もともと塩で調味されている漬物にも醤油をかけたり、何にでも調味料をかけて食べる方、濃い味が好きという自覚のある方は、「大丈夫かな?」と思い当たることも多いと思いますが、自覚のないまま多くの塩を摂ってしまっている可能性もあることをご存じでしょうか。

例えばかまぼこ、ハムなど。

極端に味の濃い食べ物ではありませんから、召し上がる際に塩こしょう、しょうゆなどをかけてしまうことも多いでしょう。

でも、つくられる過程で結構な量の塩が、調味だけではなく食感(弾力)を出す目的でも使われています。

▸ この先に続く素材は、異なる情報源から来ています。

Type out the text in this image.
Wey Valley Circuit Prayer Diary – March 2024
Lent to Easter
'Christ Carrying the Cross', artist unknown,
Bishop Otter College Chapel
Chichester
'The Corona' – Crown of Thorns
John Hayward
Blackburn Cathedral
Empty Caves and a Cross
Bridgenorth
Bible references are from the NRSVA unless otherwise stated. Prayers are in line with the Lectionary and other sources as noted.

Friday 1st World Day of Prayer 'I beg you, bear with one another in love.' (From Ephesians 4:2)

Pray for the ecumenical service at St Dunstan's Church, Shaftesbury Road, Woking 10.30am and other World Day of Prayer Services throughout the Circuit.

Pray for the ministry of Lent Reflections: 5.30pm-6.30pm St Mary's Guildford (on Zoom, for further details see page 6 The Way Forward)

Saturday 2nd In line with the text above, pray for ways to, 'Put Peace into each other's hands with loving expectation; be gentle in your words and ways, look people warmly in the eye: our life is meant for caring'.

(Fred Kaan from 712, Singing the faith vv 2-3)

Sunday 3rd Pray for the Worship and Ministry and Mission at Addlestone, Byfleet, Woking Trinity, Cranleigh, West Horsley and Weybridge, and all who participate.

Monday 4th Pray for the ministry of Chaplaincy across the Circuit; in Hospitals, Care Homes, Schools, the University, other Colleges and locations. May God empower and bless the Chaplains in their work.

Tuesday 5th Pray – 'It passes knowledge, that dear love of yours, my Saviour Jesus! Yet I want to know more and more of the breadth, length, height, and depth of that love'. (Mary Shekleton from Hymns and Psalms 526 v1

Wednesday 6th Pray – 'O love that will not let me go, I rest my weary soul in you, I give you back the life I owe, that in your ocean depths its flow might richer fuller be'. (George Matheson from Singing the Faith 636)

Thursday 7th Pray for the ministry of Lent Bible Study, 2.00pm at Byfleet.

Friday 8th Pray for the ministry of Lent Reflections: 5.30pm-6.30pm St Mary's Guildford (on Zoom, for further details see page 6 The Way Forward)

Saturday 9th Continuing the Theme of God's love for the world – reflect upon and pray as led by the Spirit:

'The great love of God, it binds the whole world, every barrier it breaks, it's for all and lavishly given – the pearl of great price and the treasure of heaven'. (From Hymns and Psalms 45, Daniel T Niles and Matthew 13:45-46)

これが「隠れ塩分」として、思わぬ摂取過多の原因になっている可能性もありますので、食べるときにはとりあえず、ちょっと「意識」することが必要です。

自分の摂取量を知る1つの目安として、外で食事をしてみてください。

味が濃いと感じる人は、薄味に舌が慣れている証拠ですから、適正量で抑えられている可能性が高いのですが、「おいしい」「ちょうどよい」と感じた人は要注意とのことです。

また、一般的な和食中心の食生活の場合、最も塩分に注意したいメニュー「味噌汁」。

自治体主催の「健康まつり」的なイベントで、「ふだん飲んでいる味噌汁の塩分はかってもらえるえることがありますし、家庭で使える計器も市販されているので、気になる方は使ってみてはいかがでしょう?

味と栄養の専門家に倣う減塩

焼き鳥といえば大変庶民的なイメージの強い食べ物ですが、2010年、ミシュランで1つ星を獲得して話題になった「バードランド銀座」は、その焼き鳥専門店です。

きめ細かく、さらさらと食材になじみやすい塩を下味に、粗目の塩を料理として出す直前のアクセントに使うという「使い分け」で、しっかりした味わいながら使う塩は控えめに、という調理を実現しているそうです。

濃い味好きのお客様から「もう少し塩辛く」というリクエストもあるようですが、そういうときは、一口目に当たる先端部分だけ心持ち多めに塩を振るのとか。

これは一般家庭で何か食べるときにも応用できる方法で、例えば切り分けたトンカツの1片に少しソースを多目にし、ここを一口目として食べ進めることで、しっかり味わうことができます。

減塩といっても、むやみに塩抜きして、食べて味気ない、おいしくないと感じるのはむしろ精神衛生上マイナス。

こういったことから少しずつ始めるのが賢いやり方でしょう。

Bird Land Ginza のブログ

減塩水で調理

料理家で栄養士の小田真規子さんのおすすめは、自家製の「減塩水」を使った調理法です。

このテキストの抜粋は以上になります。